While a best-of-breed (b-o-b) approach can provide the client added quality (or functionality) and control over its suppliers, the prohibitive cost of managing multiple service providers (or applications), combined with the increased need for unique skillsets to integrate them into the business, favor the multisourcing (integrated-suite) route. And, while many enterprises have persisted with a b-o-b software strategy, both Oracle and SAP have been vacuuming up many of the niche application products, whereby presenting the client with the integrated-suite strategy, whether they initially wanted it or not. While outsourcing providers are generally not as acquisitive as software providers for a number of reasons, their need to add process depth, industry expertise, technology enablement and scale to their global services offerings naturally narrows down the playing field over time, as outsourcing engagements become more global and complex.

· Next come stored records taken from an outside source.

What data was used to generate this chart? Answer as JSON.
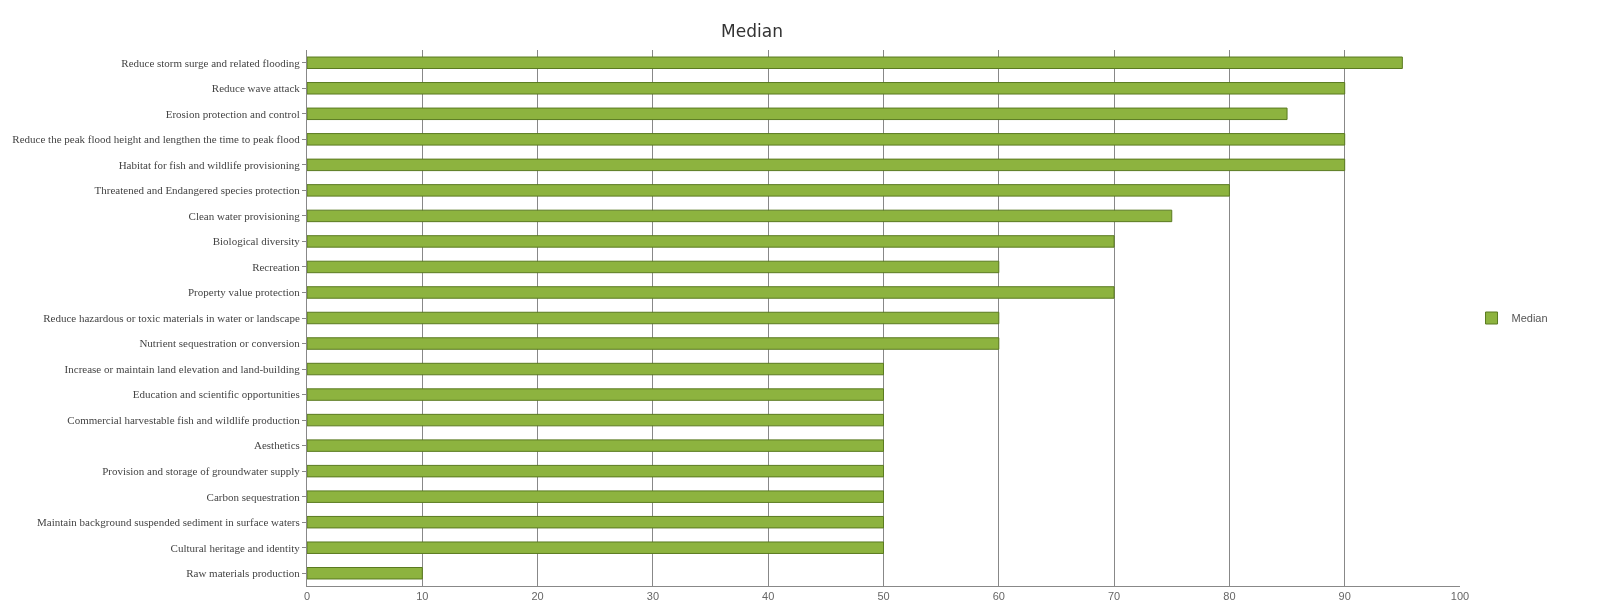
{
  "chart_data": {
    "type": "bar",
    "orientation": "horizontal",
    "title": "Median",
    "categories": [
      "Reduce storm surge and related flooding",
      "Reduce wave attack",
      "Erosion protection and control",
      "Reduce the peak flood height and lengthen the time to peak flood",
      "Habitat for fish and wildlife provisioning",
      "Threatened and Endangered species protection",
      "Clean water provisioning",
      "Biological diversity",
      "Recreation",
      "Property value protection",
      "Reduce hazardous or toxic materials in water or landscape",
      "Nutrient sequestration or conversion",
      "Increase or maintain land elevation and land-building",
      "Education and scientific opportunities",
      "Commercial harvestable fish and wildlife production",
      "Aesthetics",
      "Provision and storage of groundwater supply",
      "Carbon sequestration",
      "Maintain background suspended sediment in surface waters",
      "Cultural heritage and identity",
      "Raw materials production"
    ],
    "series": [
      {
        "name": "Median",
        "color": "#8db33f",
        "values": [
          95,
          90,
          85,
          90,
          90,
          80,
          75,
          70,
          60,
          70,
          60,
          60,
          50,
          50,
          50,
          50,
          50,
          50,
          50,
          50,
          10
        ]
      }
    ],
    "xlim": [
      0,
      100
    ],
    "xticks": [
      0,
      10,
      20,
      30,
      40,
      50,
      60,
      70,
      80,
      90,
      100
    ],
    "grid": "x",
    "legend": "right"
  }
}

While many companies have gone down the path of selecting one "b-o-b" vendor for applications development and maintenance, another for HR BPO, another for F&A BPO, another for procurement BPO etc., an increasing number are now looking to narrow the playing field, realizing that where synergies exist on the vendor side across applications and processes (often termed as "bundling"), deliberately driving breakages between these synergies creates an extra layer of governance to piece these together. And while the client may have more control and contractual leverage over its vendors in these situations, it is often adding increased inefficiency to the overall process, in addition to the incremental cost of having a larger governance team to manage it. Moreover, acquiring and developing those governance skills is a tall order for most companies today.
In most sourcing instances, one ITO provider may be more accomplished at application development and maintenance than the BPO provider providing the corresponding business processes, or vice-versa. However, if one provider can demonstrate its application staff will be working in tandem with its business process design and operation delivery team in an organized and orchestrated knowledge transfer process, then the odds are the client will be better off deploying that single provider for a bundled engagement.
As the ERP experience taught us, it's often not the quality of the individual components that deliver the ultimate business value, but more the synergies and integration points between those components. In outsourcing, those integration points are delivered by a combination of people, technology and processes, so why should a client separate these out in instances where these integration points will be made less efficient and harder to manage?